Mufti Mahmud, during his brief stint as the Chief Minister of the NWFP in 1973-74, was instrumental in securing the support of the late Maulana Safdar Hussain of Peshawar – a leading Shiite cleric of the era who commanded nationwide respect.
The Shiite motives for joining this alliance were twofold. First and more obviously, they wanted to cosy up to the holy fathers of the revivalist Sunni variety and in return earn a doctrinal legitimacy for themselves.
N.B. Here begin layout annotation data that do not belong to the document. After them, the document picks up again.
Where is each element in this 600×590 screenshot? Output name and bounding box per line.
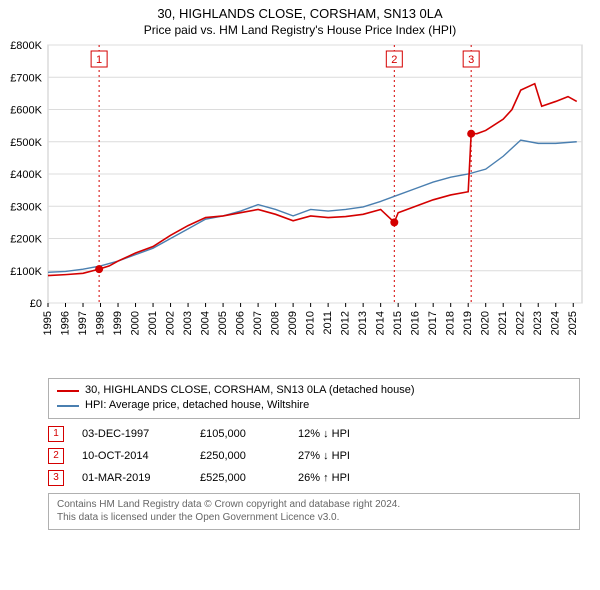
- svg-text:2025: 2025: [567, 311, 579, 335]
- legend-label: 30, HIGHLANDS CLOSE, CORSHAM, SN13 0LA (…: [85, 383, 415, 398]
- event-date: 01-MAR-2019: [82, 472, 182, 484]
- event-delta: 26% ↑ HPI: [298, 472, 398, 484]
- chart-svg: £0 £100K £200K £300K £400K £500K £600K £700K £80…: [0, 37, 600, 367]
- svg-text:2005: 2005: [217, 311, 229, 335]
- legend-swatch: [57, 390, 79, 392]
- svg-text:2002: 2002: [164, 311, 176, 335]
- svg-text:1999: 1999: [112, 311, 124, 335]
- event-price: £250,000: [200, 450, 280, 462]
- svg-text:2019: 2019: [462, 311, 474, 335]
- svg-text:2021: 2021: [497, 311, 509, 335]
- svg-text:2000: 2000: [129, 311, 141, 335]
- svg-text:2007: 2007: [252, 311, 264, 335]
- attribution-box: Contains HM Land Registry data © Crown c…: [48, 493, 580, 530]
- svg-text:2011: 2011: [322, 311, 334, 335]
- svg-text:2009: 2009: [287, 311, 299, 335]
- event-badge: 1: [48, 426, 64, 442]
- chart-container: 30, HIGHLANDS CLOSE, CORSHAM, SN13 0LA P…: [0, 0, 600, 530]
- svg-text:£300K: £300K: [10, 201, 42, 213]
- svg-text:2014: 2014: [375, 311, 387, 335]
- svg-text:2015: 2015: [392, 311, 404, 335]
- event-date: 10-OCT-2014: [82, 450, 182, 462]
- legend-row: 30, HIGHLANDS CLOSE, CORSHAM, SN13 0LA (…: [57, 383, 571, 398]
- event-badge: 3: [48, 470, 64, 486]
- svg-text:2010: 2010: [305, 311, 317, 335]
- svg-text:1996: 1996: [59, 311, 71, 335]
- svg-text:2004: 2004: [199, 311, 211, 335]
- svg-text:1: 1: [96, 54, 102, 66]
- event-row: 3 01-MAR-2019 £525,000 26% ↑ HPI: [48, 467, 580, 489]
- svg-text:£500K: £500K: [10, 137, 42, 149]
- svg-text:£700K: £700K: [10, 72, 42, 84]
- svg-text:1998: 1998: [94, 311, 106, 335]
- attribution-line: This data is licensed under the Open Gov…: [57, 511, 571, 525]
- svg-text:2008: 2008: [270, 311, 282, 335]
- event-delta: 27% ↓ HPI: [298, 450, 398, 462]
- svg-text:2003: 2003: [182, 311, 194, 335]
- event-row: 2 10-OCT-2014 £250,000 27% ↓ HPI: [48, 445, 580, 467]
- event-date: 03-DEC-1997: [82, 428, 182, 440]
- svg-text:£600K: £600K: [10, 105, 42, 117]
- svg-text:£100K: £100K: [10, 266, 42, 278]
- svg-text:3: 3: [468, 54, 474, 66]
- event-badge: 2: [48, 448, 64, 464]
- svg-text:2018: 2018: [445, 311, 457, 335]
- event-price: £105,000: [200, 428, 280, 440]
- svg-text:2: 2: [391, 54, 397, 66]
- svg-text:2024: 2024: [550, 311, 562, 335]
- svg-text:2001: 2001: [147, 311, 159, 335]
- title-block: 30, HIGHLANDS CLOSE, CORSHAM, SN13 0LA P…: [0, 0, 600, 37]
- svg-text:2017: 2017: [427, 311, 439, 335]
- svg-text:1995: 1995: [42, 311, 54, 335]
- chart-plot: £0 £100K £200K £300K £400K £500K £600K £700K £80…: [0, 37, 600, 372]
- event-table: 1 03-DEC-1997 £105,000 12% ↓ HPI 2 10-OCT-201…: [48, 423, 580, 489]
- event-delta: 12% ↓ HPI: [298, 428, 398, 440]
- svg-text:2022: 2022: [515, 311, 527, 335]
- legend-row: HPI: Average price, detached house, Wilt…: [57, 398, 571, 413]
- svg-text:2006: 2006: [234, 311, 246, 335]
- svg-text:2023: 2023: [532, 311, 544, 335]
- svg-text:2012: 2012: [340, 311, 352, 335]
- chart-subtitle: Price paid vs. HM Land Registry's House …: [0, 23, 600, 37]
- svg-text:1997: 1997: [77, 311, 89, 335]
- svg-text:£0: £0: [30, 298, 42, 310]
- legend-swatch: [57, 405, 79, 407]
- attribution-line: Contains HM Land Registry data © Crown c…: [57, 498, 571, 512]
- svg-text:2020: 2020: [480, 311, 492, 335]
- svg-text:£200K: £200K: [10, 234, 42, 246]
- svg-text:£400K: £400K: [10, 169, 42, 181]
- svg-text:£800K: £800K: [10, 40, 42, 52]
- legend-label: HPI: Average price, detached house, Wilt…: [85, 398, 309, 413]
- svg-text:2013: 2013: [357, 311, 369, 335]
- event-price: £525,000: [200, 472, 280, 484]
- svg-text:2016: 2016: [410, 311, 422, 335]
- legend: 30, HIGHLANDS CLOSE, CORSHAM, SN13 0LA (…: [48, 378, 580, 419]
- chart-title: 30, HIGHLANDS CLOSE, CORSHAM, SN13 0LA: [0, 6, 600, 21]
- event-row: 1 03-DEC-1997 £105,000 12% ↓ HPI: [48, 423, 580, 445]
More sublime is the key doctrinal difference between the Shiite and the Ahmadiyyas regarding the arrival of Al-Mahdi - the promised Messiah. In declaring Mirza Ghulam Ahmed of Qadian as the promised Messiah, the Ahmadiyyas are at serious odds with the Shiite in that the latter hold as a cardinal belief that the promised Messiah is their twelfth Imam, Muhammad Mahdi, who - currently in occultation – would return to lead the Muslims at the ‘end of times’.
W
hat started in the early 1950s eventually came to the boil in 1974 and a constellation of factors stacked the deck against the Ahmadiyya. ZA Bhutto had already developed a trust deficit with them, suspecting that they might be switching political loyalties to Air Marshal Asghar Khan’s Tehrik e Istaqlal.
The Islamic Summit Conference in February 1974 at Lahore galvanized the religious parties to demand their pound of flesh and the Ahmadi issue was raised anew.
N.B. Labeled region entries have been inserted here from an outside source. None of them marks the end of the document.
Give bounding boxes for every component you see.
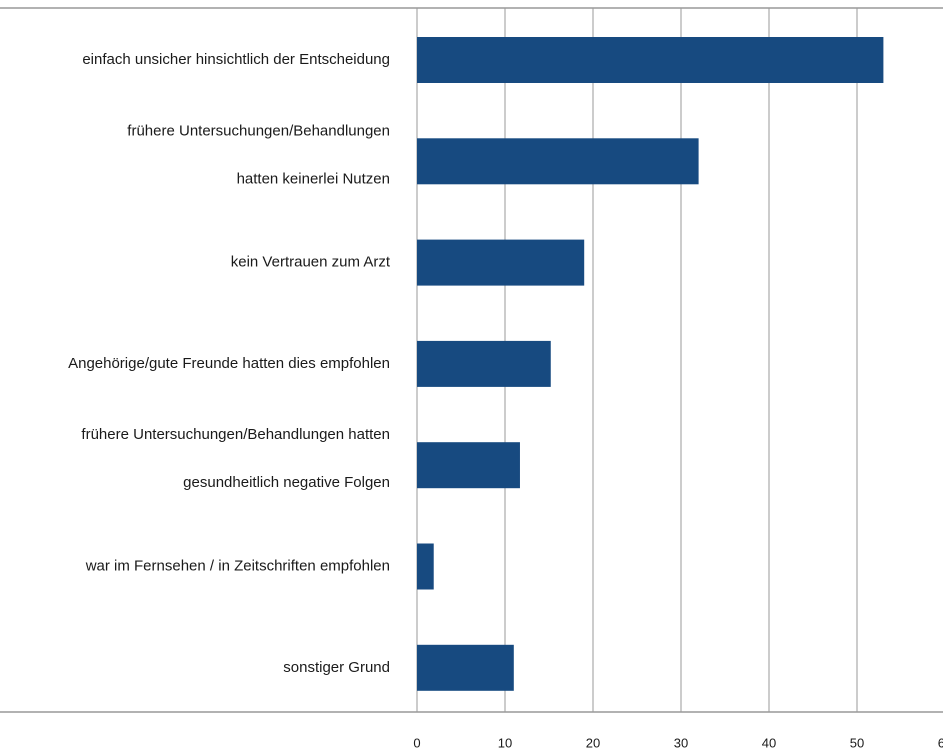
x-tick-label: 60 — [938, 735, 943, 750]
bar — [417, 644, 514, 691]
bar — [417, 138, 699, 185]
x-tick-label: 10 — [498, 735, 512, 750]
x-tick-label: 30 — [674, 735, 688, 750]
y-tick-label: frühere Untersuchungen/Behandlungen hatt… — [81, 426, 390, 443]
bar — [417, 37, 884, 83]
bar — [417, 239, 585, 286]
bar — [417, 543, 434, 590]
x-tick-label: 0 — [413, 735, 420, 750]
y-tick-label: gesundheitlich negative Folgen — [183, 474, 390, 491]
x-tick-label: 50 — [850, 735, 864, 750]
x-tick-label: 40 — [762, 735, 776, 750]
y-tick-label: hatten keinerlei Nutzen — [237, 170, 390, 187]
y-tick-label: sonstiger Grund — [283, 659, 390, 676]
y-tick-label: einfach unsicher hinsichtlich der Entsch… — [82, 51, 390, 68]
y-tick-label: Angehörige/gute Freunde hatten dies empf… — [68, 355, 390, 372]
y-tick-label: war im Fernsehen / in Zeitschriften empf… — [85, 557, 390, 574]
x-tick-label: 20 — [586, 735, 600, 750]
y-tick-label: frühere Untersuchungen/Behandlungen — [127, 122, 390, 139]
y-tick-label: kein Vertrauen zum Arzt — [231, 254, 391, 271]
bar — [417, 442, 520, 489]
bar — [417, 340, 551, 387]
At the same time ZA Bhutto, pumped-up with real and perceived successes at home was eager to appear on the world stage as a champion of the Third World. However, realizing that in the presence of Tito, Castro and Indira Gandhi, there was little room for him to play the lead role, he made the deal with the devil himself. Bhutto deferred the divine stewardship of the Muslim world to King Faisal of Saudi Arabia while assigning himself the temporal political leadership.
Indian nuclear explosion in May 1974 and concerns within the security establishment of Pakistan, only helped to consolidate the relationship between Bhutto and King Faisal. In addition, the public attention needed to be diverted from the Indian success to more topical issues and hence the moving of the Ahmadi issue to the front burner.